September 27, 2018, 9:30am HAST/ 12:30pm PDT / 3:30pm EDT
Dr. Jackie Goordial, Bigelow Laboratory for Ocean Sciences
Microbial activity and ecology through sorted cell -omics of Mid-Atlantic ridge oceanic crust and sediments
Subsurface environments are often characterized by low biomass microbial communities with long generation times, resulting in difficult or impossible to obtain DNA and RNA for downstream genomic analyses of function and activity. We investigated whether flow cytometry could be used to concentrate cells to overcome the limitations due to low biomass in oceanic crust and subsurfacesediment samples from the Mid-Atlantic Ridge. Using single cell flow cytometry sorting coupled with Bioorthogonal noncanonical amino acid tagging (BONCAT), a method to fluorescently tag translationally active microorganisms, we separated active microorganisms from the bulk community of cells to subject only these cells to genomic analyses. In addition to overcoming low biomass, this approach is a step forward to better understanding subsurface microbial systems through molecular techniques, since common methodologies rely on interpreting results from bulk communities of cells regardless of physiological state, including dead, dormant or non-growing cells. I will present genomic data on the activity, identity, and metabolic function of the subsurface sediments and oceanic crust from the Atlantis Massif, and from North Pond rock colonization experiments, both located on the mid-Atlantic ridge.

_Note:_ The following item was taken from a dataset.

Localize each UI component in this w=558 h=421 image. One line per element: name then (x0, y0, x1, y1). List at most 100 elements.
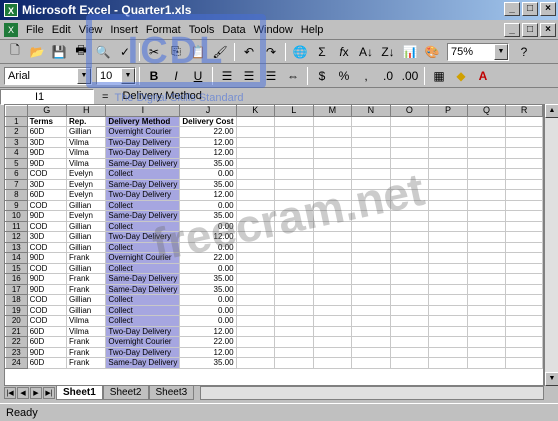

Dr. Goordial completed a B.Sc. in Cell and Molecular Biology, and a M.Sc in environmental microbiology at the University of Toronto. She completed her Ph.D at McGill University, examining permafrost and cryptoendolithic microbial communities living in polar deserts in the Antarctic and Arctic. Her research employs a combination of genomics and metabolic activity and viability measurements both in situ and in the lab. She currently holds a CDEBI postdoctoral fellowship at Bigelow Laboratory for Ocean Sciences in the laboratory of Dr. Beth Orcutt, where she focuses on the metabolic activity and microbial communities inhabiting marine oceanic crust and sediments.